Entre Luanda e Maputo
O diretor regional estava com a cabeça quente: duas vagas e duas interessadas para a África portuguesa: Luanda, em Angola, Maputo em Moçambique. A batata quente cai na sua mão. Uma grávida, outra com bebê de alguns dias. O impasse é que ambas querem Luanda, e se acham cada uma no direito. Há pedidos de senadores, deputados, vereadores, todo tipo de autoridade envolvido numa questão meramente administrativa.
O diretor está à beira de um ataque de nervos. Ambas, porém, insistem, querem Luanda, não abrem mão. Maria, grávida, quer ficar mais perto do Brasil. E Luanda é tudo de bom. Mas Anita também. Os voos diretos e diários de Luanda para o Brasil fazem toda a diferença, alardeiam as duas candidatas e seus torcedores.
E a questão primal se impõe: quem irá para Luanda: a grávida ou a lactante? Quem tem preferência: o bebê nascido ou o nascituro? Sem definição, esgota-se o dia, esgota-se a energia, o diretor vai para casa, extenuado.
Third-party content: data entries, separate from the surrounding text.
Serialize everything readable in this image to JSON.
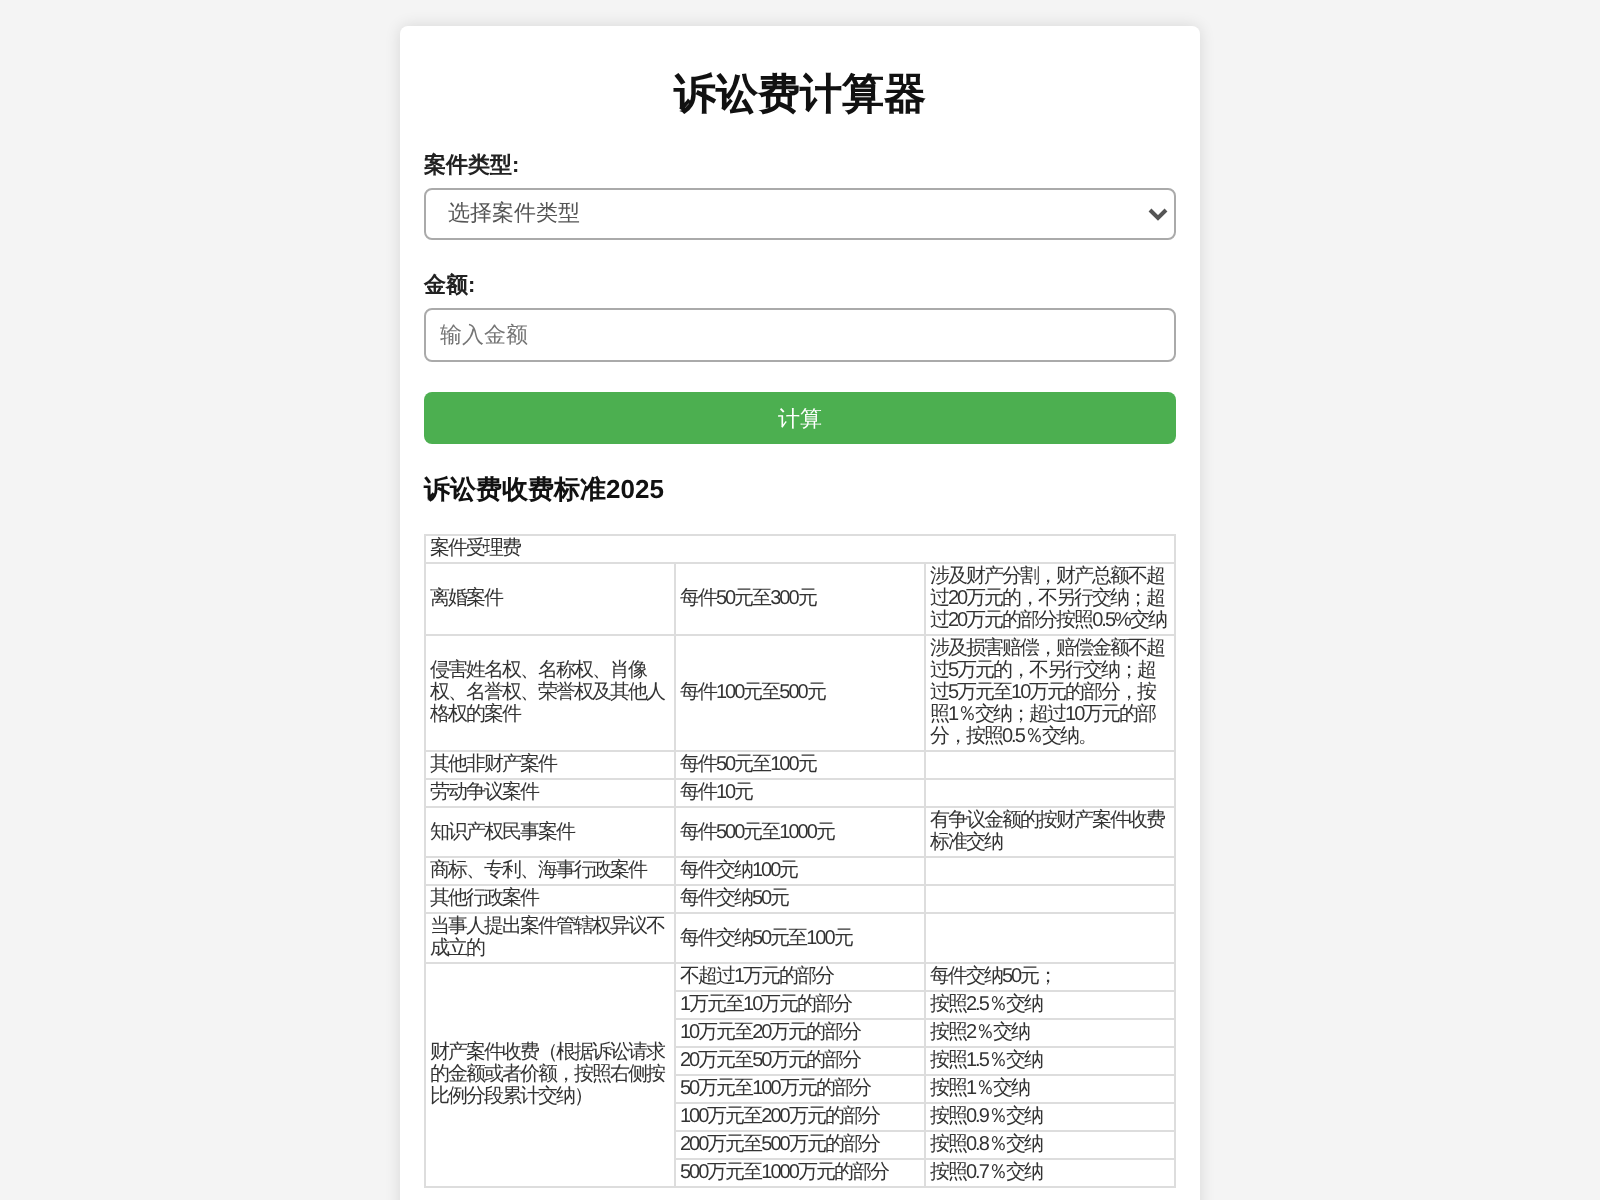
{
  "title": "诉讼费计算器",
  "form": {
    "case_type": {
      "label": "案件类型:",
      "placeholder": "选择案件类型"
    },
    "amount": {
      "label": "金额:",
      "placeholder": "输入金额"
    },
    "submit": "计算"
  },
  "standard": {
    "heading": "诉讼费收费标准2025",
    "table": {
      "section": "案件受理费",
      "rows": [
        {
          "case_type": "离婚案件",
          "fee": "每件50元至300元",
          "note": "涉及财产分割，财产总额不超过20万元的，不另行交纳；超过20万元的部分按照0.5%交纳"
        },
        {
          "case_type": "侵害姓名权、名称权、肖像权、名誉权、荣誉权及其他人格权的案件",
          "fee": "每件100元至500元",
          "note": "涉及损害赔偿，赔偿金额不超过5万元的，不另行交纳；超过5万元至10万元的部分，按照1％交纳；超过10万元的部分，按照0.5％交纳。"
        },
        {
          "case_type": "其他非财产案件",
          "fee": "每件50元至100元"
        },
        {
          "case_type": "劳动争议案件",
          "fee": "每件10元"
        },
        {
          "case_type": "知识产权民事案件",
          "fee": "每件500元至1000元",
          "note": "有争议金额的按财产案件收费标准交纳"
        },
        {
          "case_type": "商标、专利、海事行政案件",
          "fee": "每件交纳100元"
        },
        {
          "case_type": "其他行政案件",
          "fee": "每件交纳50元"
        },
        {
          "case_type": "当事人提出案件管辖权异议不成立的",
          "fee": "每件交纳50元至100元"
        }
      ],
      "property": {
        "label": "财产案件收费（根据诉讼请求的金额或者价额，按照右侧按比例分段累计交纳）",
        "tiers": [
          {
            "range": "不超过1万元的部分",
            "rate": "每件交纳50元；"
          },
          {
            "range": "1万元至10万元的部分",
            "rate": "按照2.5％交纳"
          },
          {
            "range": "10万元至20万元的部分",
            "rate": "按照2％交纳"
          },
          {
            "range": "20万元至50万元的部分",
            "rate": "按照1.5％交纳"
          },
          {
            "range": "50万元至100万元的部分",
            "rate": "按照1％交纳"
          },
          {
            "range": "100万元至200万元的部分",
            "rate": "按照0.9％交纳"
          },
          {
            "range": "200万元至500万元的部分",
            "rate": "按照0.8％交纳"
          },
          {
            "range": "500万元至1000万元的部分",
            "rate": "按照0.7％交纳"
          }
        ]
      }
    }
  }
}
Em casa, promete dormir cedo. Engole alguma coisa, grunhe um boa-noite para a mulher e cai na cama. Pensa que vai dormir logo, amanhã é outro dia. Conta carneirinhos, pavões, onças, tigres, leões, javalis, mas nada de dormir. Pensamentos vão e vêm. Tenta desviar o foco. Humor, sim, humor tudo resolve. Vêm-lhe à mente as piadas de português. O garçom que trouxe 8 copos d'água para 4 pessoas. Trouxe 4 cheios e 4 vazios. E, quando inquirido, explicou-se:
- Trouxe 4 vazios, ô pá, porque alguém podia "não quereire..."
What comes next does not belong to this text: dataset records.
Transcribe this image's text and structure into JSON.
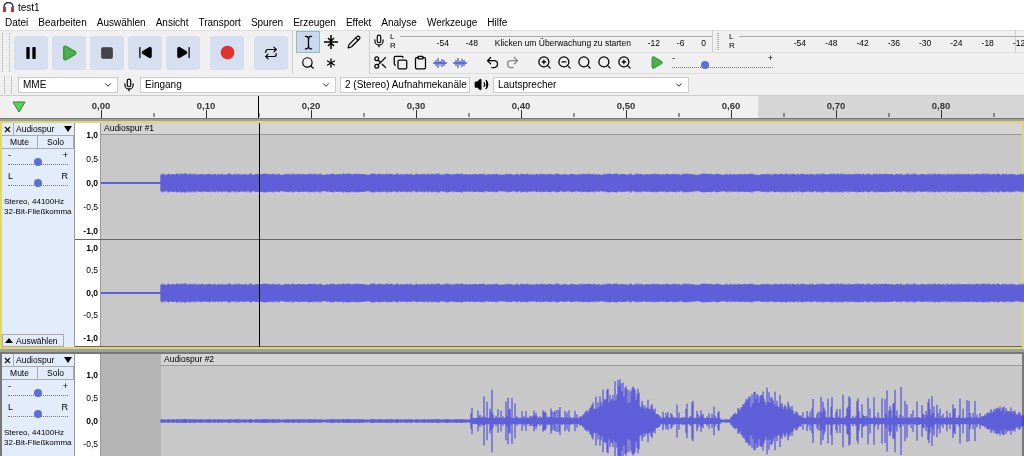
{
  "window": {
    "title": "test1"
  },
  "menu": [
    "Datei",
    "Bearbeiten",
    "Auswählen",
    "Ansicht",
    "Transport",
    "Spuren",
    "Erzeugen",
    "Effekt",
    "Analyse",
    "Werkzeuge",
    "Hilfe"
  ],
  "transport": [
    {
      "kind": "pause"
    },
    {
      "kind": "play"
    },
    {
      "kind": "stop"
    },
    {
      "kind": "skip_start"
    },
    {
      "kind": "skip_end"
    },
    {
      "kind": "record"
    },
    {
      "kind": "loop"
    }
  ],
  "tools": [
    {
      "kind": "select",
      "selected": true
    },
    {
      "kind": "envelope",
      "selected": false
    },
    {
      "kind": "draw",
      "selected": false
    },
    {
      "kind": "zoom",
      "selected": false
    },
    {
      "kind": "multi",
      "selected": false
    }
  ],
  "record_meter": {
    "channels": [
      "L",
      "R"
    ],
    "scale_before": [
      "-54",
      "-48"
    ],
    "hint": "Klicken um Überwachung zu starten",
    "scale_after": [
      "-12",
      "-6",
      "0"
    ]
  },
  "playback_meter": {
    "channels": [
      "L",
      "R"
    ],
    "scale": [
      "-54",
      "-48",
      "-42",
      "-36",
      "-30",
      "-24",
      "-18",
      "-12"
    ]
  },
  "edit_tools": [
    {
      "kind": "cut",
      "disabled": false
    },
    {
      "kind": "copy",
      "disabled": false
    },
    {
      "kind": "paste",
      "disabled": false
    },
    {
      "kind": "trim",
      "disabled": false
    },
    {
      "kind": "silence",
      "disabled": false
    },
    {
      "kind": "undo",
      "disabled": false
    },
    {
      "kind": "redo",
      "disabled": true
    },
    {
      "kind": "zoom_in",
      "disabled": false
    },
    {
      "kind": "zoom_out",
      "disabled": false
    },
    {
      "kind": "fit_selection",
      "disabled": false
    },
    {
      "kind": "fit_project",
      "disabled": false
    },
    {
      "kind": "zoom_toggle",
      "disabled": false
    },
    {
      "kind": "play_at_speed",
      "disabled": false
    }
  ],
  "play_speed": {
    "min_label": "-",
    "max_label": "+",
    "level": 0.33
  },
  "devices": {
    "host": "MME",
    "input": "Eingang",
    "channels": "2 (Stereo) Aufnahmekanäle",
    "output": "Lautsprecher"
  },
  "ruler": {
    "labels": [
      "0,00",
      "0,10",
      "0,20",
      "0,30",
      "0,40",
      "0,50",
      "0,60",
      "0,70",
      "0,80"
    ]
  },
  "tracks": [
    {
      "name": "Audiospur",
      "selected": true,
      "buttons": [
        "Mute",
        "Solo"
      ],
      "gain": {
        "min_label": "-",
        "max_label": "+",
        "level": 0.5
      },
      "pan": {
        "min_label": "L",
        "max_label": "R",
        "level": 0.5
      },
      "info": [
        "Stereo, 44100Hz",
        "32-Bit-Fließkomma"
      ],
      "select_button": "Auswählen",
      "clip": {
        "title": "Audiospur #1"
      },
      "channels": [
        {
          "scale": [
            "1,0",
            "0,5",
            "0,0",
            "-0,5",
            "-1,0"
          ]
        },
        {
          "scale": [
            "1,0",
            "0,5",
            "0,0",
            "-0,5",
            "-1,0"
          ]
        }
      ]
    },
    {
      "name": "Audiospur",
      "selected": false,
      "buttons": [
        "Mute",
        "Solo"
      ],
      "gain": {
        "min_label": "-",
        "max_label": "+",
        "level": 0.5
      },
      "pan": {
        "min_label": "L",
        "max_label": "R",
        "level": 0.5
      },
      "info": [
        "Stereo, 44100Hz",
        "32-Bit-Fließkomma"
      ],
      "clip": {
        "title": "Audiospur #2"
      },
      "channels": [
        {
          "scale": [
            "1,0",
            "0,5",
            "0,0",
            "-0,5"
          ]
        }
      ]
    }
  ]
}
Seu pai detestava esse tipo de humor, mas ele, há tanto tempo no Brasil, não se importa. Ri sempre, mesmo das piadas repetidas. Mas nem o humor desviou sua atenção do problema que teria de resolver no dia seguinte. Que droga! A questão das duas candidatas não o deixa dormir. A mulher se inquieta, percebe a inquietação no quarto:
- Que está acontecendo?
- Nada, questão de trabalho. Mas, tranquila! Amanhã resolvo e tudo volta ao normal.
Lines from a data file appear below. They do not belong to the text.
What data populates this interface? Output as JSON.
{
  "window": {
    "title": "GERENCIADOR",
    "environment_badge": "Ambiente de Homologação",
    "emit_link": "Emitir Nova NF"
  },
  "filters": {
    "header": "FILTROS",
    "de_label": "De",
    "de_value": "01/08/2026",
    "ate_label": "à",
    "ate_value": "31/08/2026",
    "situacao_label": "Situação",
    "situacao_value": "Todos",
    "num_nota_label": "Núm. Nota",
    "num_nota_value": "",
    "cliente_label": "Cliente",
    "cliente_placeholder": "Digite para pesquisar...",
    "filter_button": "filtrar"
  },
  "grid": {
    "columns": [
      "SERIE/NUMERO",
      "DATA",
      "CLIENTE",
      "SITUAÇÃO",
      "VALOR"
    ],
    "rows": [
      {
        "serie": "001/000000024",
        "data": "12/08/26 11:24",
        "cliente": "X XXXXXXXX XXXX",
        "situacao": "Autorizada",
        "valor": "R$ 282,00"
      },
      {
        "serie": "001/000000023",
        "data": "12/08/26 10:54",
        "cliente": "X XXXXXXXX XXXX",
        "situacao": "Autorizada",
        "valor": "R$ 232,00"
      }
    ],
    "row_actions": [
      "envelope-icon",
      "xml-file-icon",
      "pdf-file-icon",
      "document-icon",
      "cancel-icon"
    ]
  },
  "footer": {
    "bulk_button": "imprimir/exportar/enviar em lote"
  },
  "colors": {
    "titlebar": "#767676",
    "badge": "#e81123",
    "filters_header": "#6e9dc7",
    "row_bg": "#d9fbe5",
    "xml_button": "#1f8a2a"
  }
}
Mas não dorme. Lembra-se do pai, que lutou na guerra de independência, do nome antigo de Maputo, Lourenço Marques, aliás, quem foi Lourenço Marques? O Google diz que é um explorador português, ah, bom. Lembrou-se de quando em Lisboa, adolescente, os putos, como diziam, no já longínquo 1975, desfilavam com cravos nas pontas dos fuzis. Imagina um bombardeio, um tiroteio transformar-se numa guerra de flores, canhões vomitando vitórias-régias? Só Spielberg... Com esses pensamentos, já quase amanhecendo, pegou no sono.
Dia seguinte, dia de decisão. A reunião se alonga pela tarde, ameaça alcançar a noite, os argumentos parecem todos pertinentes.
- Diretor, creche é mais fácil em Luanda, diz a lactante.
- Mas em Maputo também tem, diz a adversária.
- Mas sair de Maputo para o Rio ou São Paulo é uma África, como diziam antigamente. Coisa pra lá de difícil.
- Mas o salário em Maputo é maior.
- Mas tudo é mais caro.
- Mentira, em Luanda tudo é mais caro, uma coca-cola é 15 reais.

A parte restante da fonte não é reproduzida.